NUC disowns viral list ‘exposing 100 fake professors’

The list, supposedly from the NUC, surfaced last week, accusing professors from various private and public universities of being fake

National Universities Commission

The National Universities Commission (NUC) has distanced itself from a widely circulated list alleging 100 professors in Nigeria as fake.

The list, supposedly from the NUC, surfaced last week, accusing professors from various private and public universities of being fake.

Institutions such as the University of Ibadan, University of Ilorin, Covenant University, Obafemi Awolowo University, University of Lagos, Usmanu Danfodiyo University, University of Nigeria, Ahmadu Bello University, Redeemer’s University, and University of Port Harcourt were among those mentioned.

This prompted strong reactions from the affected institutions, leading to the NUC’s acting Executive Secretary, Chris Maiyaki, releasing a statement disavowing the viral list.
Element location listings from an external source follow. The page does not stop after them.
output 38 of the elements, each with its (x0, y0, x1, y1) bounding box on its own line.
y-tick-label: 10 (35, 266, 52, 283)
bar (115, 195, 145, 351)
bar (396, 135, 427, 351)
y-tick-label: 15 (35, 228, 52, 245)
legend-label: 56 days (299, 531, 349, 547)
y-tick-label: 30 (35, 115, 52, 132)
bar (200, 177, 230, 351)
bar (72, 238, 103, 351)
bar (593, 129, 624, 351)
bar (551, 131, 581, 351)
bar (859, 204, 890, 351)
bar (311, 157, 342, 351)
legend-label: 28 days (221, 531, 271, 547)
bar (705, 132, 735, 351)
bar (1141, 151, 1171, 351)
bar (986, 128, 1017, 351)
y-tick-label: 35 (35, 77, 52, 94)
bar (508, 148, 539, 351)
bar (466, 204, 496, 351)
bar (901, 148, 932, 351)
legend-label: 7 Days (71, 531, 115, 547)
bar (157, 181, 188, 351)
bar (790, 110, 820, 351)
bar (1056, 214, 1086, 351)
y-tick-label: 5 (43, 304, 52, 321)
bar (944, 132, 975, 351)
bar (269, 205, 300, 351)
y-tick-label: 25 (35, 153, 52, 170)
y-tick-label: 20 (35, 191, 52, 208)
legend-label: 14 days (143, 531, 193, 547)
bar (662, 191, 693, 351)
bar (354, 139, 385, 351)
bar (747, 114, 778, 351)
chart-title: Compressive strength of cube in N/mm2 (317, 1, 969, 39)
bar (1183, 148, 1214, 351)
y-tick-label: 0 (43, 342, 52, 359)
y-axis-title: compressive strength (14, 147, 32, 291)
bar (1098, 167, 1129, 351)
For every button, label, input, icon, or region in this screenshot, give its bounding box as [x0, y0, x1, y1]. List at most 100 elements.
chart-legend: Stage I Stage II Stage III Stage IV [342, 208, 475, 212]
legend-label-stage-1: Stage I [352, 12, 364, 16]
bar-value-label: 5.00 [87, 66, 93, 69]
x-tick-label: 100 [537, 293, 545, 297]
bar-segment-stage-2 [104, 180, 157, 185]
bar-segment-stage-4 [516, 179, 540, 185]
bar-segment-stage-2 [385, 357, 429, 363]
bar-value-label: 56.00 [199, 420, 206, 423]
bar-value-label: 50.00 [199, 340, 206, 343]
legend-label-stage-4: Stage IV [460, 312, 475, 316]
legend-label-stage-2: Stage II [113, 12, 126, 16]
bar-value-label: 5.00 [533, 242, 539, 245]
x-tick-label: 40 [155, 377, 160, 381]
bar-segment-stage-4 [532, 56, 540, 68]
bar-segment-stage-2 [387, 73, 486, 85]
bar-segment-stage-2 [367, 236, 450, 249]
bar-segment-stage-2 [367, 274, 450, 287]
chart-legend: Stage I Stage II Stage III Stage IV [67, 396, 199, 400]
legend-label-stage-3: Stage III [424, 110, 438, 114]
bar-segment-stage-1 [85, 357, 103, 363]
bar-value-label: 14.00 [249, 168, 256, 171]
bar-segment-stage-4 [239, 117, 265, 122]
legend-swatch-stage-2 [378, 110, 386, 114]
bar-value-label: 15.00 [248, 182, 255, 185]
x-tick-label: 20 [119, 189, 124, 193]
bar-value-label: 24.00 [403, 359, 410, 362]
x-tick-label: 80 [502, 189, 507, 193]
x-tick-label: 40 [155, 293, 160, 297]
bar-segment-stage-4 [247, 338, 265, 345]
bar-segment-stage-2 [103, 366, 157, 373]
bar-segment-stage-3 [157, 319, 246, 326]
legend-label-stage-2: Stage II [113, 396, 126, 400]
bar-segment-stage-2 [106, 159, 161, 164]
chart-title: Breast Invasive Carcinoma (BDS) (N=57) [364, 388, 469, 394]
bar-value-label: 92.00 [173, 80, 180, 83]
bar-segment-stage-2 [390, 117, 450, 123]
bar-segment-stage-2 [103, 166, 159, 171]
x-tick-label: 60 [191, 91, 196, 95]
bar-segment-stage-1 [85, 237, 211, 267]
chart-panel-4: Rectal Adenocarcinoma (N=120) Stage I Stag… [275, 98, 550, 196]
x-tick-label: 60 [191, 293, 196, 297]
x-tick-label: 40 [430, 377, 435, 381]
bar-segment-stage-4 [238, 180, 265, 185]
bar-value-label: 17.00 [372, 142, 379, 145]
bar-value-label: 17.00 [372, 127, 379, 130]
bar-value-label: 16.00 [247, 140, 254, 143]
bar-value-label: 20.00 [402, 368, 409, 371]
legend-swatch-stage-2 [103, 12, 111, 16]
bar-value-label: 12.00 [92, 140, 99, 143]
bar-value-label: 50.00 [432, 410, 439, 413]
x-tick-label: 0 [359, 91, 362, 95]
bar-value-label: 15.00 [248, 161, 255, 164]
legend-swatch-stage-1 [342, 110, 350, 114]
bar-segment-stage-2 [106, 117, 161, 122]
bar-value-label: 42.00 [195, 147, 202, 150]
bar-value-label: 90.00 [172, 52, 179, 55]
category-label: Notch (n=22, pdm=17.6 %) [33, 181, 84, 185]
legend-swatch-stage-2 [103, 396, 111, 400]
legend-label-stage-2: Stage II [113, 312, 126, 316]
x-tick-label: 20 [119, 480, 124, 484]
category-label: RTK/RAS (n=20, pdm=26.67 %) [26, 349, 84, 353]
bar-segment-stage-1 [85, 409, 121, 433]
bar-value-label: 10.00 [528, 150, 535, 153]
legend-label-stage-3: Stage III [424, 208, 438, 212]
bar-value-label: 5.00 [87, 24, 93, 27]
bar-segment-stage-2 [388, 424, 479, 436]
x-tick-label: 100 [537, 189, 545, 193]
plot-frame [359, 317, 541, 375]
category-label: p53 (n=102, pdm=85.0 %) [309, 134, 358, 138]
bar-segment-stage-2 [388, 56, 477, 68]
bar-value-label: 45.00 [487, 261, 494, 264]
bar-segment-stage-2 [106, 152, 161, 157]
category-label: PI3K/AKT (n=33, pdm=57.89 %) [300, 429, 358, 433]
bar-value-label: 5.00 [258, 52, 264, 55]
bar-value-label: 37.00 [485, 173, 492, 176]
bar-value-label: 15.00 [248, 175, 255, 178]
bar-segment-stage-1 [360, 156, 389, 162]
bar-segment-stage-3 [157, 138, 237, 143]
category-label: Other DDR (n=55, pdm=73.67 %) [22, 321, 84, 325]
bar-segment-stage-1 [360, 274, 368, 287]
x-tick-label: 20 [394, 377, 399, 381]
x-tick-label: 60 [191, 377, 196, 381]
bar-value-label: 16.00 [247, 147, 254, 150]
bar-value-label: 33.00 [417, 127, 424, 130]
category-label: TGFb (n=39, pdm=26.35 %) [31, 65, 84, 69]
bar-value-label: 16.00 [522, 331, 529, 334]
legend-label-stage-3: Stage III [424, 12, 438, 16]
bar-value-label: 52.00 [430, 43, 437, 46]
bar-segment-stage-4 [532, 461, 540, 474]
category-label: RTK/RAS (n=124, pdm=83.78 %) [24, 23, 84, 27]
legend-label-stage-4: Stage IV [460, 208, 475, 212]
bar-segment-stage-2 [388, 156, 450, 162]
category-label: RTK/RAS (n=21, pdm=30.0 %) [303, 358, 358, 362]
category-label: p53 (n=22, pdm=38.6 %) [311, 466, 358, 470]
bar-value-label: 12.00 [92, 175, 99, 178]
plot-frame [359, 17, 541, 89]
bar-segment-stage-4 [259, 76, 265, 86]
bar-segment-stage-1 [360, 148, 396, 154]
“They are fake, untrue, and a figment of the imagination of the authors,” the commission said.

NUC clarified that it initiated a project in 2019 to compile and publish a comprehensive list of professors in Nigerian universities.

It said it, however, found anomalies such as associate professors being listed as full professors.

The commission said it proceeded at the time to share the collated data with these institutions for authentication.

This, it said, was to have the competent authorities determine who qualifies to be referred to as a full professor.

NUC said some of the academics not captured in the 2019 exercise may now have matured and progressed to become full professors.

It said their names, in such cases, are to be included in the subsequent updates on the database.

NUC said it was this 2019 list that was recycled in 2024 and erroneously represented as a recently released list of fake professors.

“The purpose is intended to generate unnecessary controversy at an unsuitable time,” the statement reads.

The viral list comes at a time when the ministry of education is struggling to tackle concerns around admission fraud and cross-national degree racketeering.